Luca Barbero, Trademark Attorney – Studio BARBERO, Turin

Covering the various aspects of wine and food industry related to designations of origin, brand protection, anti-competitive rules, counterfeiting is a very complex phenomenon that becomes even more complex in the on line environment. The web is indeed an international showcase for Italian food industry products, but it also represents a threat; most of the frauds related to food, detrimental especially to regional products including DOP and IGP, take place online.

In order to attempt to stop such infringements, the protection of trademarks, geographical indications and designations of origin online, along with the monitoring on domain names’ registrations confusingly similar to them and the enforcement of anti-counterfeiting measures online are activities of paramount importance.

As to the domain names are concerned, the introduction in 2012 by the Internet Corporation for Assigned Names and Numbers (ICANN) of the new generic Top Level Domains (TLD) – which currently counts more than 600 extensions – is certainly a particularly relevant development. Interesting examples for food industry are .bio and .organic, whose Registries required the applicants to be certified organic producers as well as .food, .cafe. There are also many other new TLDs which could be of interest for trademark owners within the food industry, such as .online, .store or .website that could be in fact considered – in light of the generic top level domain – for defensive purposes and/or for promoting an online business.
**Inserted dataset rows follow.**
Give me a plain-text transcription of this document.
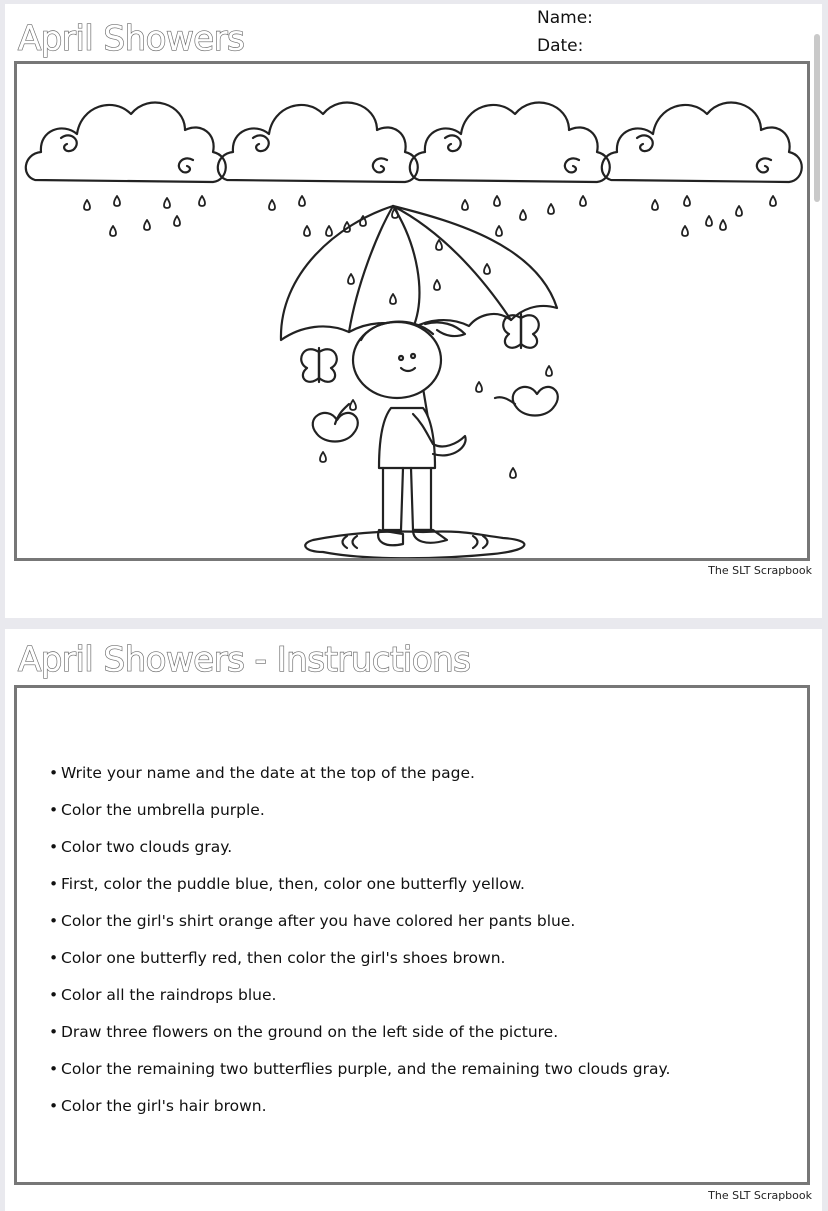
April Showers
Name:
Date:
The SLT Scrapbook
April Showers - Instructions
• Write your name and the date at the top of the page.
• Color the umbrella purple.
• Color two clouds gray.
• First, color the puddle blue, then, color one butterfly yellow.
• Color the girl's shirt orange after you have colored her pants blue.
• Color one butterfly red, then color the girl's shoes brown.
• Color all the raindrops blue.
• Draw three flowers on the ground on the left side of the picture.
• Color the remaining two butterflies purple, and the remaining two clouds gray.
• Color the girl's hair brown.
The SLT Scrapbook
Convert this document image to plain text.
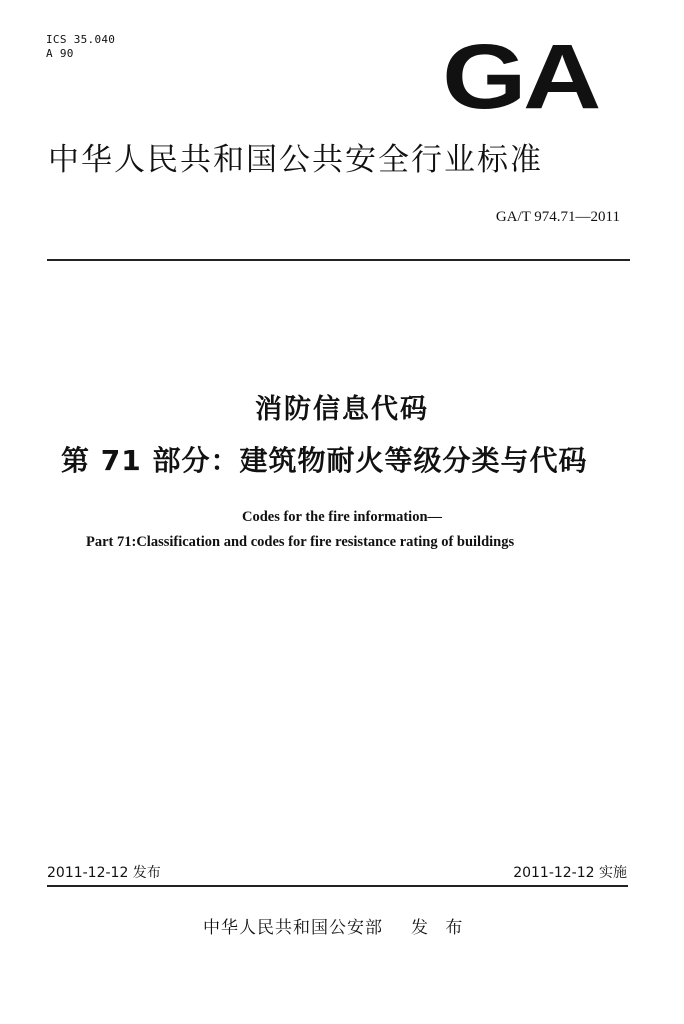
ICS 35.040
A 90	GA
中华人民共和国公共安全行业标准
GA/T 974.71—2011
消防信息代码
第 71 部分：建筑物耐火等级分类与代码
Codes for the fire information—
Part 71:Classification and codes for fire resistance rating of buildings
2011-12-12 发布	2011-12-12 实施
中华人民共和国公安部 发 布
In addition to the traditional tools available to identify and challenge the abusive registrations of domain names, such as monitoring activities on domain name which are identical or confusingly similar to the distinctive signs, the Uniform Domain Name Dispute Resolution Policy (which has proved to be a very efficacious, rapid and cost-effective adr procedure) and the possible legal actions aimed at reclaiming infringing domain names, new tools to enforce the intellectual property rights within the new gTLDs were introduced. In particular, during the first period of the launch of each new TLD, each Registry is required to offer two services, a “Sunrise period” of at least 30 days in which trademark holders have an advance opportunity to register domain names corresponding to their marks before they are made available to the public, and the notification service during the so-called “Trademark Claims” period.
Both services are supported by the Trademark Clearinghouse (TMCH), a global repository for trademark data where, among others, individual and collective marks registered as National, European Union or International Trademark and signs protected by law or by treaty, including geographical designations and indications of origin, can be recorded. For example, the collective mark PARMIGIANO REGGIANO and the designations of origin BARBARESCO and BAROLO are recorded in the TMCH.

Once trademarks are submitted to the TMCH, right holders receive a unique authentication key (Signed Mark Data), which can be used to register domain names in the Sunrise phases. The Trademark Claims Service, on the other hand, consists in the notification by the TMCH to anyone attempting to register a domain name matching a TMCH recorded mark that such registration would likely infringe trademark rights and a subsequent notification to Trademark Holders, should the applicant proceed notwithstanding the notice received. Furthermore, in light of the increasing popularity among consumers and corporations of Social Media and Applications for smartphones and tablets, which are essential digital tools for the actual advertising and sale of products, it is imperative to closely monitoring also such media in order to swiftly evaluate possible enforcement activities but also to adopt the most suitable strategy to protect Intellectual Property Rights in such sensitive environment.